Insights from IFT 2014

There’s no Chobani in protein drinks; market up for grabs

By Maggie Hennessy

- Last updated on GMT

RD Annette Maggi: “Regardless of the work by MyPlate to pile more vegetables and grains on the plate, the majority of consumers still look at meat as the center of the plate.”
RD Annette Maggi: “Regardless of the work by MyPlate to pile more vegetables and grains on the plate, the majority of consumers still look at meat as the center of the plate.”

Related tags Protein Nutrition Coffee

As protein appears primed to continue its meteoric rise, buoyed by a strong health halo among US consumers, where is there still potential for this macronutrient?

“In drinks,”​ said LuAnn Williams, director of research for Innova Market Insights, during a press dinner hosted by food flavor manufacturer Virginia Dare. Indeed, 2013 saw a 20% increase in the number of global new product launches with protein claims (with a 16.5% increase in the US).   

“Even Walmart displays Kellogg’s protein beverages in a special section. There’s more to be done,”​ Williams added. “But it’s fragmented. There’s no Chobani in protein drinks; it’s still up for grabs. Over the next year, we will see the market start to bucket and standardize more.”

Williams categorized the premium protein drink market into three buckets: sports nutrition, sports and weight management and weight management.

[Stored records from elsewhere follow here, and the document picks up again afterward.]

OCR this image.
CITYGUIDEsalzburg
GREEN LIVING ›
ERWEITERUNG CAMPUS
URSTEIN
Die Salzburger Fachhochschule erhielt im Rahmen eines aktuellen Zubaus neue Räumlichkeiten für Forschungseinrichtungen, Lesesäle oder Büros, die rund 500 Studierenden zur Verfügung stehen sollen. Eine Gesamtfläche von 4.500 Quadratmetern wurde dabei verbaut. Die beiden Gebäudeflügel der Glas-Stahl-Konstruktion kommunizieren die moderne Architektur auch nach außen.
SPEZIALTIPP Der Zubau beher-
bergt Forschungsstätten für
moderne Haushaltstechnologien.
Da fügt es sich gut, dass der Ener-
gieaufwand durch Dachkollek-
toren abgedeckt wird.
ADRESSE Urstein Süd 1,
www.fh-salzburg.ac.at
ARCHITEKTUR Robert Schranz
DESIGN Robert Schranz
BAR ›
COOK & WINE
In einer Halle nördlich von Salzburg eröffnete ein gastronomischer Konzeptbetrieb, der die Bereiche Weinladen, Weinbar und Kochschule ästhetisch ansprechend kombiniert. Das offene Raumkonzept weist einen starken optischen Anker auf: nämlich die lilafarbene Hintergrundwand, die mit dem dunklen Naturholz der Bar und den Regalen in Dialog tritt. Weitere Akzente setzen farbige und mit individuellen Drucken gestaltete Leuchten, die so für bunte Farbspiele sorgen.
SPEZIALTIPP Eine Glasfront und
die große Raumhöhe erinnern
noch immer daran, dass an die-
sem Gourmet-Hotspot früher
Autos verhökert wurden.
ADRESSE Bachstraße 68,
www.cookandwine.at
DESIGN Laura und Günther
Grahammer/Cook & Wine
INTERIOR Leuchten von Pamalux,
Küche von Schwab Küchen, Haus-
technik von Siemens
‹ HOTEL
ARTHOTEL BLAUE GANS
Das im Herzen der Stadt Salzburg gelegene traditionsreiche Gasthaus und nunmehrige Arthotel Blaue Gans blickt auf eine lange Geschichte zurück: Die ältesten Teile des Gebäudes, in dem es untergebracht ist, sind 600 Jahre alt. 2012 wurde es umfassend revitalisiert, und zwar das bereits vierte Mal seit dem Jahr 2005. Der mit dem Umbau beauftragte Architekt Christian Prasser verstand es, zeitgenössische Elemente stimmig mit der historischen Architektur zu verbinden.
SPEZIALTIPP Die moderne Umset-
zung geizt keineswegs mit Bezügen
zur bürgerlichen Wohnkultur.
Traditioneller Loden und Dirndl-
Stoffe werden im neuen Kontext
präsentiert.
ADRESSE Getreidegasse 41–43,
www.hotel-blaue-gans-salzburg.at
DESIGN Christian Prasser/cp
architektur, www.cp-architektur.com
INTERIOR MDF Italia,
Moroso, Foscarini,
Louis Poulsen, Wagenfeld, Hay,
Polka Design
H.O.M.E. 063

Yet the leading brands control little in the way of market share—GNC (4.8%), Dymatize (4.5%) and Cytosport (3.6%). Not only that, but sizes range from 74 to 500 ml; and protein sources likewise range from whey to soy, pea and even blends of various sources. The one unmistakable commonality among them is the amount of protein, which is typically displayed on front of pack (often in large, bold lettering) and carries a premium price.

“There’s no mistaking how much protein these products have, and high protein claims tend to come at a premium price,”​ Williams said. The average retail price for milk and milk-based beverages is $3.83 per liter. Those with a high protein claim typically cost 66% more, averaging $6 per liter.

“Protein has definitely gone more mainstream in drinks. We see it now even on jugs of milk.”

Consumer survey: protein more important for health than fiber, calcium and vitamin D

Much of this is due to consumers’ general association with protein and health, as was reinforced by data from a Virginia Dare survey of 694 US consumers earlier this year.

When asked about the foods or ingredients that they believe have the most health benefits, consumers listed vegetables and fruits first, followed by whole grain. “What’s fascinating is when you look at where protein is showing up, it’s fifth on the list—higher than fiber, omega-3s, calcium and vitamin D,” ​said Annette Maggi, RD, president of strategic nutrition marketing firm Annette Maggi Associates, who presented the results.

Two-thirds of shoppers say they’re intentionally seeking out protein when they shop for food and beverage, and more than half say they’re somewhat or very willing to pay more for protein fortification.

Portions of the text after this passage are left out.